Two fetchers and a linking 8 is a long way from a brutal Alberts and Vermeulen type loose trio says Tank Lanning in his Sport24 column, but hopes this will evolve the Bok game plan away from a reliance on one-off runners.
Tank Lanning
It was kind of fun watching the All Blacks stumble and stutter to a win against Samoa on Wednesday morning. They looked anything but superhuman, in fact, they looked very human, and very beatable.
But then a few sobering thoughts went through my mind:
The field they were playing on – Apia Park, at 94 metres long, 64m wide with tiny 5m in-goals, is a postage stamp, which suited the scrapping Samoans perfectly. Not so for All Blacks, who are masters at using the width of the field.
At home, in their first ever Test against the much revered All Blacks in their own country, with the prime minister part of a fanatical crowd, conditions suited the home side perfectly.
And perhaps most importantly, the All Blacks were sans players from 2 best Super Rugby sides of 2015, meaning they still have the likes of the Smith trio (Conrad, Aaron and Ben), Beauden Barrett, Lima Sopoaga, Malakai Fekitoa, Ma’a Nonu, Julian Savea, Waisake Nahalo and Nehe Milner-Skudder to call on!
Luckily a piece by Mike Greenaway on the Vodacom Rugby Portal reminded me of a truism issued by then Bok coach Nick Mallet in 1998, a year not dissimilar to this, in that the Cats, Bulls and Stormers really did scrape the barrel in terms of Super12 form, having won only 8 games between them.
Bullish, and prone to the glass being half full, Mallett had this to say: “So their Super Rugby teams are better than ours. But they can only put 15 of all those players on the field for a Test, from all that depth. I can assure you that the 15 Boks I pick from our horrible overall Super 12 challenge will be as good as theirs. It is 15 of their best against 15 of our best, not their Super 12 overall performance against what we did in the competition. We can beat them. I know we can.”

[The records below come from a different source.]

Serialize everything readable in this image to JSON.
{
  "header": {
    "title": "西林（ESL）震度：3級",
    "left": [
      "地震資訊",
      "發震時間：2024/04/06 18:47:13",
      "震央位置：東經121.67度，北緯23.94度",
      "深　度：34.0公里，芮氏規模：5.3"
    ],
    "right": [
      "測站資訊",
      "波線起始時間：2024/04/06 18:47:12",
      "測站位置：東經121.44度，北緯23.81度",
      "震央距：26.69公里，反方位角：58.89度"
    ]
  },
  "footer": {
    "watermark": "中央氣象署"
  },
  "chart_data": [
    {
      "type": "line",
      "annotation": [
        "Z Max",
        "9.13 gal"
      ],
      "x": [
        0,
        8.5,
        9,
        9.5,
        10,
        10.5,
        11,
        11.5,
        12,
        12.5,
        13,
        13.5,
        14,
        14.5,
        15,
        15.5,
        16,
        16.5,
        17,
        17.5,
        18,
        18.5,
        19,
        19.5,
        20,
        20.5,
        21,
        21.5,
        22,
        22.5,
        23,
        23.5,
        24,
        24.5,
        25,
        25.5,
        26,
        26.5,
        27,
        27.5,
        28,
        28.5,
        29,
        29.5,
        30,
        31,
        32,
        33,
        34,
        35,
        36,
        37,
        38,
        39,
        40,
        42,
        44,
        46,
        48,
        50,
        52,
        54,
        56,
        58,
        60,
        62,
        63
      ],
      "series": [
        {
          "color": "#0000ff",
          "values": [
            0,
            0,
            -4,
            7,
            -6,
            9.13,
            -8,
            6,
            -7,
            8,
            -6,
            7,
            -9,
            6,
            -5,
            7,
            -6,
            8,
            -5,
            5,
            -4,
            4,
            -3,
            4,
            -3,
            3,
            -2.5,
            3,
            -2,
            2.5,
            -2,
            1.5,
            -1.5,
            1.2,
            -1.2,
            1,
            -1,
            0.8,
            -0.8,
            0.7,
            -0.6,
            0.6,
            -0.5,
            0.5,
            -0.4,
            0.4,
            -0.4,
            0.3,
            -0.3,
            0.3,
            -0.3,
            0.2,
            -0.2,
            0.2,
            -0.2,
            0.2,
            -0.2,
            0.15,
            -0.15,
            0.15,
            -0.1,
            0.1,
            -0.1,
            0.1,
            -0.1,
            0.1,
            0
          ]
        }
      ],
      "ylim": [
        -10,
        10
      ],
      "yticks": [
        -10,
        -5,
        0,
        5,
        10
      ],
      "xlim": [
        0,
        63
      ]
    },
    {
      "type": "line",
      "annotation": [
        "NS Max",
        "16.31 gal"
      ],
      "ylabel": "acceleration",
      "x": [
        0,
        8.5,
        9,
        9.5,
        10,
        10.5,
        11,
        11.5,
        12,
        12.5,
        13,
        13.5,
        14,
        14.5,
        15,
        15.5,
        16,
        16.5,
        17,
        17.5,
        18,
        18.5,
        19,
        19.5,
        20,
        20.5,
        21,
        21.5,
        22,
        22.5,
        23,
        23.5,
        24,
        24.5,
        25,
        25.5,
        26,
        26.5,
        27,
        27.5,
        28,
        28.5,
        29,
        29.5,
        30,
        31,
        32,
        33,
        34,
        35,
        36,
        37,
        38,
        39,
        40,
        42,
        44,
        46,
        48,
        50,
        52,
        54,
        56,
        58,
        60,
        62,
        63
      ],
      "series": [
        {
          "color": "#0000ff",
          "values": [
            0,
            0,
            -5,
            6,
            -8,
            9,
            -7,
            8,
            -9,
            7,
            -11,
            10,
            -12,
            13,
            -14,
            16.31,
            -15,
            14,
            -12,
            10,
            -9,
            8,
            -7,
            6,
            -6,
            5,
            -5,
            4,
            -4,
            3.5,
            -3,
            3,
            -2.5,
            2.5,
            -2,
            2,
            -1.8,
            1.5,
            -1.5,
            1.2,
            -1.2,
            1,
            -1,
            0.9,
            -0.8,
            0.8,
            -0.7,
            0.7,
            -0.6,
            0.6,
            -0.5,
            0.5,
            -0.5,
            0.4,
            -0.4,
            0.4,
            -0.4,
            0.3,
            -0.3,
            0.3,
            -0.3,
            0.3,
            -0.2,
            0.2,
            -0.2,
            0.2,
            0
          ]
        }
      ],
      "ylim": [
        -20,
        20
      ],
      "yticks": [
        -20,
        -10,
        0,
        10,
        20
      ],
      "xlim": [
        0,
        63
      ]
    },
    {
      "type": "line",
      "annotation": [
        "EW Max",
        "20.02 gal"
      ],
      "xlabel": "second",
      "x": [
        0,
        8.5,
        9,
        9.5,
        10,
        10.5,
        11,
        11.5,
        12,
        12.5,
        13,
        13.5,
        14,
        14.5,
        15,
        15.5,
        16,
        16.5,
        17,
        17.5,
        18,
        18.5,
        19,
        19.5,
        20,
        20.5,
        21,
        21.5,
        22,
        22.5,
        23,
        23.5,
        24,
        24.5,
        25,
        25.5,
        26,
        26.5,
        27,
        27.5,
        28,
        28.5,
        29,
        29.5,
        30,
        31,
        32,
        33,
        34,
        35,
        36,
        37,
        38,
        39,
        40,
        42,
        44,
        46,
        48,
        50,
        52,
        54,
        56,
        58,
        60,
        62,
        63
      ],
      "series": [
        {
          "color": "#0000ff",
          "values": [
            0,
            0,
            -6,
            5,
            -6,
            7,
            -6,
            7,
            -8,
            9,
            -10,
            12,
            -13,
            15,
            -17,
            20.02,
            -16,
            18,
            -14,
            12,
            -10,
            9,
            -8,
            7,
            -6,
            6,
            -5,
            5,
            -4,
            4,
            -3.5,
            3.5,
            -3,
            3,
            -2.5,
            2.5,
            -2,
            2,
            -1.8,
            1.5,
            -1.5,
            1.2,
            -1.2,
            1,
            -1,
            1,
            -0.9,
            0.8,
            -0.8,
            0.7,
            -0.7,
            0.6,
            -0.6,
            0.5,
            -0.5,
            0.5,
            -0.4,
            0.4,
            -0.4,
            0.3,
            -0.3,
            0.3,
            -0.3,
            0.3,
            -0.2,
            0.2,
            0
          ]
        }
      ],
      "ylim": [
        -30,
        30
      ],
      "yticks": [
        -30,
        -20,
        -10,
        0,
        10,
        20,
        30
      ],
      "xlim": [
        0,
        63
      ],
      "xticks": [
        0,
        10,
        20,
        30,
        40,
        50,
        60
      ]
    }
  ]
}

How right he was … The Boks did not lose a game in the Tri Nations that year, and were crowned champions on the way to equalling the world record of consecutive Test wins (17) by a major Test playing nation.
So, can we surmise that Super Rugby form does not determine what happens at the next level, or was Mallett just one hell of a coach? Can Heyneke Meyer do the same?
Having seen Meyer’s first stab at our best 15, I suppose we can begin to comment.
It’s fantastic to see Warren Whiteley, Jesse Kriel and Vincent Koch getting a look in. Their Super Rugby form warrants it.
Not shy to give Meyer stick re Coenie Oosthuizen being picked on the wrong side of the scrum, I completely hear reservations re playing players out of position. And while Kriel’s selection can be seen as a slap in the face for players like Juan de Jongh, S’bura Sithole, Harold Verster, Francois Venter, and even JJ Engelbrecht, it’s not as if he has never played there before. He played centre for the Baby Boks (SA’s appointed 2nd side) last year! That Frans Ludeke played him at fullback for the Bulls, is not Meyer’s fault. He is a supremely gifted rugby player and deserves to be a Bok. But yes, let’s please beware the “Utility back” curse!
Playing 2 fetchers and a linking 8 is a long, long way from a loose trio that includes brutes like Willem Alberts and Duane Vermeulen. But they certainly now have the tools for an attacking breakdown, which has become the heart of the modern game. Employing a tweaked game plan that sees Bismarck du Plessis, Eben Etzebeth, and, swoon, both centers, doing the carrying, we might just see a little bit more than one off runners off 9 and 10. How wonderful would that be?
There are some obvious concerns and red flags like the massive injury list, a reliance on ageing players, not knowing the fullback plan at lock and centre should current resources get injured, and the weird relationships with Jacque Fourie, Andies Bekker, Fans Steyn and Flip van der Merwe.
But as Mallett said, both teams can only pick 15 players. The World Cup is not going to be about Super Rugby form, it’s going to be about how the next 2 months are managed.